Soigné dans sa photographie et son ambiance, Mimic possède un casting qui manque peut-être d'un peu de charisme, si l'on excepte ce fameux Josh Brolin, d'une virilité à toute épreuve. Il n'est pourtant pas aidé par son personnage lâche et stéréotypé, Mimic ne brillant assurément pas par la finesse de son écriture explosive. Et s'il est proche des sous-aliens d'antan, c'est aussi pour Mimic l'occasion de prouver au spectateur qu'il est l'un des seuls produits dérivés de la franchise Alien valables, principe de course poursuite qu'il a parfaitement transposé dans les milieux souterrains d'une ville américaine banale.
Le métro devient un monstre à part entière, prenant tout autant vie que le Nostromo de Ripley, créature qui deviendra bientôt plus effrayante que la menace tangible des cafards géants, le travail de photographie et le soin particulier apporté au son lui donnant profondeur, sombreur et atmosphère sinistre, pour ne pas dire poisseuse. C'est glauque, purulent, sans fin; l'on dirait presque le Labyrinthe de Pan qu'on visiterait enfin, pour y découvrir des cadavres d'humains et des créatures cauchemardesques.

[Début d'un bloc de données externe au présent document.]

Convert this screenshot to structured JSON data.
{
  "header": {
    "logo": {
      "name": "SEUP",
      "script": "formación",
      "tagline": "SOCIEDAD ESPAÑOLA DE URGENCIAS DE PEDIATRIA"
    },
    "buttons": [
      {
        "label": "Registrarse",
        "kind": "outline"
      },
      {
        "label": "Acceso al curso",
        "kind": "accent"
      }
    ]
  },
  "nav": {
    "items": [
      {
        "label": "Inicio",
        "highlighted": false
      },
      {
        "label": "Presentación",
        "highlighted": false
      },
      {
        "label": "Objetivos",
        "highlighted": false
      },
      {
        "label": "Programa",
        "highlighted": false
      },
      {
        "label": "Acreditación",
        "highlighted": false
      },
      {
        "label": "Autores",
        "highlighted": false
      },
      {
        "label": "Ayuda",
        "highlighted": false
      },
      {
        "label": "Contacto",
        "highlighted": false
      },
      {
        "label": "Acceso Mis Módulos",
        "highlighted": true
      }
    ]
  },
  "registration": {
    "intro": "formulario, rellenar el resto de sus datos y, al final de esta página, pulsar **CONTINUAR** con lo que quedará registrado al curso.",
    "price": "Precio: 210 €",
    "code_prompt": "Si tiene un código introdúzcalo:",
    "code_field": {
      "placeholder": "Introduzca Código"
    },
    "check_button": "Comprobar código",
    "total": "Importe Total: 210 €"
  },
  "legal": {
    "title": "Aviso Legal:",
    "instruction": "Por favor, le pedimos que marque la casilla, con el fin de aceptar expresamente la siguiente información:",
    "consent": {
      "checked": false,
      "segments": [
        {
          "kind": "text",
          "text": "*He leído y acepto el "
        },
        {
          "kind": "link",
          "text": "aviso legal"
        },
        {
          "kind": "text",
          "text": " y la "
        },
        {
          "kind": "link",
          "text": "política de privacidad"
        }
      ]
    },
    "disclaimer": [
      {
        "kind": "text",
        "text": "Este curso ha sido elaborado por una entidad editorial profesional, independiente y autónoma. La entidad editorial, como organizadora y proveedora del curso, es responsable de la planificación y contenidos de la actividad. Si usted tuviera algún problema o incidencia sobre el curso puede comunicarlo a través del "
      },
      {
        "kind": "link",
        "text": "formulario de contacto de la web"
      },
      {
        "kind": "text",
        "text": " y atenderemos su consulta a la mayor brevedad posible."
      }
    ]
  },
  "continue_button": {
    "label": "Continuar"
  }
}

Il paraît évident, en sortant de Mimic, qu'on est passés à côté de ce qui pouvait être l'un des meilleurs Del Toro. Tronqué, modifié dans son dernier acte et sa conclusion, il apparaît au final comme une série b très divertissante dont la profondeur est finalement gâchée par sa volonté de faire un divertissement grand public pourtant ultra-violent, qui s'il tue des enfants détestables n'osa pas s'ériger contre la morale ironique des Weinstein. D'un point de vue financier, mieux vaut être un prédateur sournois dans la vie réelle que dans celle inventée des films de nos genres favoris.